An interdisciplinary analysis of modern controversial environmental issues. Students examine scientific, economic, cultural and political underpinnings of issues. Areas of study address environmental degradation, natural resource use and misuse, human-environmental interactions, and environmental justice. Written assignments and oral arguments and presentations are emphasized. Counts toward the major in Environmental Science or Environmental Studies. Prerequisite: Environmental Science 110.
FSGEO 201 Communication in a Discipline – Geology
Field Geology. Staff.
Applied principles and field methods in geology and environmental geology. Students are exposed to critical analysis and communication in the geosciences through field and laboratory projects involving topographic maps, aerial photographs, geologic maps, rock and soil properties, subsurface drilling and geophysical data, and computer applications. Geologic mapping and hazards, landfill siting, environmental pollution, and oil exploration issues provide context for the projects. Field work or laboratory, one period. May include a multi-day field trip. Prerequisite: GEO 108 or GEO 110. May count toward a major or minor in Geology.
FSGHS 201 Communication in a Discipline – Global Health Studies
Topics and Approaches in Global Health. Taught by various Global Health Studies faculty.
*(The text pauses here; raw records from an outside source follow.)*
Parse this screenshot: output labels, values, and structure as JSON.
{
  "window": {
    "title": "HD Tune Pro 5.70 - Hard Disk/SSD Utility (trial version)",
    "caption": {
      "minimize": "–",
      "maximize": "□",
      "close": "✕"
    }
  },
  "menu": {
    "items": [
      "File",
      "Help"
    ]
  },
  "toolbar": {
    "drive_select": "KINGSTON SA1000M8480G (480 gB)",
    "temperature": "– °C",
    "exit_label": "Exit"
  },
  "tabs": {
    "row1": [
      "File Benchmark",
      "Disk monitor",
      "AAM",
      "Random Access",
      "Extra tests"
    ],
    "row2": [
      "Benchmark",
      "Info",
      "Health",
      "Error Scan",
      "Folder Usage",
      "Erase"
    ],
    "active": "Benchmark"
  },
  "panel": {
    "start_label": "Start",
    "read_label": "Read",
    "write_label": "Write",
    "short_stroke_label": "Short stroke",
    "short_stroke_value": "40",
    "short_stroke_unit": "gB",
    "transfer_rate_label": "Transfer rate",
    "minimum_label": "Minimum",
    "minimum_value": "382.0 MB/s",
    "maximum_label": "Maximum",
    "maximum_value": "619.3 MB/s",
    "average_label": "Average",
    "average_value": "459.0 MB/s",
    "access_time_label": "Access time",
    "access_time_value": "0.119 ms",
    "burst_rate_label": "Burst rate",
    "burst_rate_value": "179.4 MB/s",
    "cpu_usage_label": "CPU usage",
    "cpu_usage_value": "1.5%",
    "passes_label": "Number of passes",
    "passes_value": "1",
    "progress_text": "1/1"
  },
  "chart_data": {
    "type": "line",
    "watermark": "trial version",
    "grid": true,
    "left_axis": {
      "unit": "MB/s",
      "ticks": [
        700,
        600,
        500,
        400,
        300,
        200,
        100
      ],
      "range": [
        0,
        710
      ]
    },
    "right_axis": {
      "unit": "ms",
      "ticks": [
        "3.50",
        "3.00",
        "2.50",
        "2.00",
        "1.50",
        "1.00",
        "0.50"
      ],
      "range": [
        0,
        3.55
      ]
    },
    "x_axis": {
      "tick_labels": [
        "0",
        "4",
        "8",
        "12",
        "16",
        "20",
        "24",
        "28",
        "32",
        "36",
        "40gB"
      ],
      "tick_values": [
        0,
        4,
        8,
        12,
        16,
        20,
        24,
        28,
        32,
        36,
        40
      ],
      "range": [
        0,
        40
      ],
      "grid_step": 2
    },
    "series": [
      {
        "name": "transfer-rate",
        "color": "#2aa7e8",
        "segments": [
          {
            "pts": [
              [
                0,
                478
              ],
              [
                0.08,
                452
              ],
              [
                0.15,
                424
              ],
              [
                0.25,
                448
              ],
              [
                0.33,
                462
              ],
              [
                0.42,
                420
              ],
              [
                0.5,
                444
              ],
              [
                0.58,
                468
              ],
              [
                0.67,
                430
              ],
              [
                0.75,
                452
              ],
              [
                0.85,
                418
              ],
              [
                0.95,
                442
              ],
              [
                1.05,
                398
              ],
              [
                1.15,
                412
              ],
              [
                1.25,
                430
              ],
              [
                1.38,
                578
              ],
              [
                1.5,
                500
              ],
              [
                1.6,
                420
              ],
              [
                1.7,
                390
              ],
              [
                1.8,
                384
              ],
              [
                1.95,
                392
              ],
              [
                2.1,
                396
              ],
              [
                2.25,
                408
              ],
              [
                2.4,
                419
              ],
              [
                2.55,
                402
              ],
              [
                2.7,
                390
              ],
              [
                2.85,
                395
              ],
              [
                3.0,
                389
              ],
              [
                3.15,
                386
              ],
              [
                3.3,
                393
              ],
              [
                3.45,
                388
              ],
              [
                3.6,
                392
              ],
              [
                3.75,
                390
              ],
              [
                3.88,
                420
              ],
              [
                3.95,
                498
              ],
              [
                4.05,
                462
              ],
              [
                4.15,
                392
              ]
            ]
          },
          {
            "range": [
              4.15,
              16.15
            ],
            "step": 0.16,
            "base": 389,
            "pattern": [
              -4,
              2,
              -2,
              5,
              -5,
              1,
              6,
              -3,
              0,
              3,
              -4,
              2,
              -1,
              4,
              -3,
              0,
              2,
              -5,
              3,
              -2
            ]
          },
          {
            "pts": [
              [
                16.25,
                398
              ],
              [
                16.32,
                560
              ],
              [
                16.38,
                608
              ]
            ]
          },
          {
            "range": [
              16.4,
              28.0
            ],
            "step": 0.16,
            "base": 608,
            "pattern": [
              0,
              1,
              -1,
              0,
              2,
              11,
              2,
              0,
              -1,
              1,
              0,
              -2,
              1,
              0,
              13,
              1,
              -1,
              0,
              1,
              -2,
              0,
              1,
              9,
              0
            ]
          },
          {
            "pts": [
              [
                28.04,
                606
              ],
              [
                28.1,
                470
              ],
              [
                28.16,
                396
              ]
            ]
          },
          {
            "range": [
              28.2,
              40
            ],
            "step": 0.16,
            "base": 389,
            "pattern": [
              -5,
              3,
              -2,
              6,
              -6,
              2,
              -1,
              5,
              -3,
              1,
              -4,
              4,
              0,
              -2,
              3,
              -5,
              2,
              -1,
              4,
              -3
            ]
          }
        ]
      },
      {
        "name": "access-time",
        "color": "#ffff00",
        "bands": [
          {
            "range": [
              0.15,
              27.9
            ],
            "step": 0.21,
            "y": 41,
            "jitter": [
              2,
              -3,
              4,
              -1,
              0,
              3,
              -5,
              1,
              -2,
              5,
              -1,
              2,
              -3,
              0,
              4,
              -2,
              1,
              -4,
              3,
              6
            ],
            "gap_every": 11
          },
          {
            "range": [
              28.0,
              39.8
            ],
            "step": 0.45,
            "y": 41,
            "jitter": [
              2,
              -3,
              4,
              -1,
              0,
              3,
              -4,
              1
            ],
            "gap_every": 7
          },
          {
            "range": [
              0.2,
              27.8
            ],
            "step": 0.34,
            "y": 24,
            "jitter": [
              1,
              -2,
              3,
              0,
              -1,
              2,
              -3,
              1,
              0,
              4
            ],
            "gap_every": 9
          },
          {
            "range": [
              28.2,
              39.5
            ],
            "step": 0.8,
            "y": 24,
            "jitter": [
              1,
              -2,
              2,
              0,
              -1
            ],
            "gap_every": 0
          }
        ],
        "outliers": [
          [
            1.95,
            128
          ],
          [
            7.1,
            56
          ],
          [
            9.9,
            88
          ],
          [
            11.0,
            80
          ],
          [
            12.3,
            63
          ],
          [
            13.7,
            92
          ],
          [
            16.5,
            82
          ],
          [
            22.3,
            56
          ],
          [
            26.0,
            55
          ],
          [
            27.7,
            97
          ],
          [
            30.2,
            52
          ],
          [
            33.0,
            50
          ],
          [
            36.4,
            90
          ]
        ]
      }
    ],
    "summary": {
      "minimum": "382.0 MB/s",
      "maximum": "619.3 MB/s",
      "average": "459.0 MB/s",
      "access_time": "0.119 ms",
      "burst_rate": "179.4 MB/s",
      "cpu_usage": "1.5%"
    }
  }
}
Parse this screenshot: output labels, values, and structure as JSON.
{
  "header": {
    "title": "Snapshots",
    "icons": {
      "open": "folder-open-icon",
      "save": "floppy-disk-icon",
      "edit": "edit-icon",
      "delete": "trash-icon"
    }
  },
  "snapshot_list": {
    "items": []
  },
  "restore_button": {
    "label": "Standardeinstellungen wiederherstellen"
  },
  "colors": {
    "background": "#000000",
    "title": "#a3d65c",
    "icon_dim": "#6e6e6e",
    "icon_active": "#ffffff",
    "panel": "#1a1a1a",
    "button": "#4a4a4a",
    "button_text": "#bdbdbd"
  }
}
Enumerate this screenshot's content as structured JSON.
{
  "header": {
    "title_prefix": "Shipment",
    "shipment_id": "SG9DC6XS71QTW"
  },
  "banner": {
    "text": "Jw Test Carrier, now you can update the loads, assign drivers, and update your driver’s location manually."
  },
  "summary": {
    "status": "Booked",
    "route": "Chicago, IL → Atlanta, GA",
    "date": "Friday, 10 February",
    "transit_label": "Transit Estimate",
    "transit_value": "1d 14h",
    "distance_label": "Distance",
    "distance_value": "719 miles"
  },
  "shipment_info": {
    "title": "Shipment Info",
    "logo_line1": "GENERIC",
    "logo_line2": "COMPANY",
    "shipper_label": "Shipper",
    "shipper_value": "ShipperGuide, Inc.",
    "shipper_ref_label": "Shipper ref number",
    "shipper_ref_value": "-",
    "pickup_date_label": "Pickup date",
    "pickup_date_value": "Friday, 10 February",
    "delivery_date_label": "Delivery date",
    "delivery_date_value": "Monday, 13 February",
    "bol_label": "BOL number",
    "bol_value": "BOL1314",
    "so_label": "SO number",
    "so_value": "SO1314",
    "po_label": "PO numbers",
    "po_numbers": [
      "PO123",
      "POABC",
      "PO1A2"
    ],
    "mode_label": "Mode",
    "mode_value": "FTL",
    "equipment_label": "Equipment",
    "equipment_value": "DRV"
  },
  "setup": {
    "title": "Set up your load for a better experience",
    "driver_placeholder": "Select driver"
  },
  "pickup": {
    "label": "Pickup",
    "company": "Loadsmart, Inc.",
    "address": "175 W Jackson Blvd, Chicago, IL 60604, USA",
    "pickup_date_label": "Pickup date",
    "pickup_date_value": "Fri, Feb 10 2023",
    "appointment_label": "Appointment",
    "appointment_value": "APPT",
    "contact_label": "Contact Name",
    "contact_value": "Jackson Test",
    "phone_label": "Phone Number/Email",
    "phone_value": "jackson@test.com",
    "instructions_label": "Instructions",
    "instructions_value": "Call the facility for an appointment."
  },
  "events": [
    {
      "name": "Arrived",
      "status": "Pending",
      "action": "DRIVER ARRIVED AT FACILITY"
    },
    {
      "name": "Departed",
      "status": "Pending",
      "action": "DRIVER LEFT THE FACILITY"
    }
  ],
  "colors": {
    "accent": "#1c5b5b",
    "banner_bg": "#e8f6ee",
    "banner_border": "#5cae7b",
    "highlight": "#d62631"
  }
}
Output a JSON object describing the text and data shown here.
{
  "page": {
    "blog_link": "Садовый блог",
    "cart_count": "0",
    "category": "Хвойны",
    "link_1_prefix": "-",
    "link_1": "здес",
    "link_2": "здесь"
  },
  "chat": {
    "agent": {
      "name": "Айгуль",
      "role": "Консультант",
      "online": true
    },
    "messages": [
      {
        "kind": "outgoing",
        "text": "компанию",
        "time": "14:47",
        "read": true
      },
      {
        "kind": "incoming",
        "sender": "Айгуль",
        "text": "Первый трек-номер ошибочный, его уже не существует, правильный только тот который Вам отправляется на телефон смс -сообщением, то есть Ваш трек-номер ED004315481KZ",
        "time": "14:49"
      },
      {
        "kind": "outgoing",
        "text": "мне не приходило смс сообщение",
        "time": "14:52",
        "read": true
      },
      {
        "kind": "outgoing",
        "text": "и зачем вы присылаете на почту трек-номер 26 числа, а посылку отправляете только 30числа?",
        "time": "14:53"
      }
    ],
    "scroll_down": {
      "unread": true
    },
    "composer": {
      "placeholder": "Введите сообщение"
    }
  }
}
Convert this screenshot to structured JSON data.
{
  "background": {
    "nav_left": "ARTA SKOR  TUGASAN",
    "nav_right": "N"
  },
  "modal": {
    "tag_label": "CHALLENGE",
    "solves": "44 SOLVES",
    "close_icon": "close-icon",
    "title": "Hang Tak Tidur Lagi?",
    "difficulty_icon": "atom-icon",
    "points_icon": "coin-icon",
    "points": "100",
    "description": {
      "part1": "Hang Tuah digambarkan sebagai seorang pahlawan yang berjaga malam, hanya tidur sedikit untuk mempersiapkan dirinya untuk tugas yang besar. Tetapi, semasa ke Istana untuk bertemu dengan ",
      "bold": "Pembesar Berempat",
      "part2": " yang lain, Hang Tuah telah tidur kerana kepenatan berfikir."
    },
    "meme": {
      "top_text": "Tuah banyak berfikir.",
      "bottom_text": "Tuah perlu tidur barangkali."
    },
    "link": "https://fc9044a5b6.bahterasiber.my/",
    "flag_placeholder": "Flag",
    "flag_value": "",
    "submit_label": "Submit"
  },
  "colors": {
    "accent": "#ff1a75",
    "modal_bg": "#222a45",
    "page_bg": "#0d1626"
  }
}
An introduction to writing and speaking in the discipline of Global Health Studies. Students are introduced to the research methods and modes of communication used in the field of global health and use case studies to investigate different approaches to identifying, analyzing, and responding to global health issues. We read primary and secondary research, interpret data, evaluate tools for communicating effectively to different audiences, and explore various research methods. Ethical, cultural, and interdisciplinary dimensions of global health research and work are emphasized throughout. Prerequisite: GHS 130.
FSHIS 201 Communication in a Discipline – History
The American Dream. Professor Ribeiro
An introduction to research, writing, and speaking in the discipline of history. Students approach historical thinking by considering the notion of the American Dream. The course focuses on skills central to producing historical accounts as students explore ideas about changing societal values in the United States and representations of American diversity.
FSPHY 201 Communication in a Discipline – Physics
Investigative Approaches in Physics. Professor Poynor.
An investigative laboratory course that emphasizes experimental design and analysis, interpretation of data, and written and oral presentation. This course stresses independent and cooperative laboratory work. Writing and speaking in the physical sciences is emphasized through written, oral and poster presentations. Prerequisite: PHYS 120 or PHYS 102.
FSPOL 201 Communication in a Discipline – Political Science
Public Opinion & Its Problems. Professor Bloeser.
An introduction to writing and speaking in the discipline of political science. We examine “public opinion” through the study of polls and surveys. Many citizens use the words “public opinion” to signify the independent will of “the people.” For many of these same citizens, “public opinion” is also tied to the results of polls and surveys. We explore how polls and surveys determine the beliefs, values, and preferences of citizens and examine the factors that influence the results of polls and surveys. We also ask whether polls inherently constrain the amount of political influence citizens can achieve when so many rely upon polls and surveys to “reveal” public opinion.
FSPSY 201 Communication in a Discipline – Psychology
Mental Control. Professor Rutledge.
An introduction to writing and speaking in the discipline of Psychology. Students examine areas in psychology related to the attempted self-control of mental states. The course takes an historical perspective on mental control. Topics covered include the mental control of thought and memory, the mental control of sensation and emotion, and the mental control of motivation and action.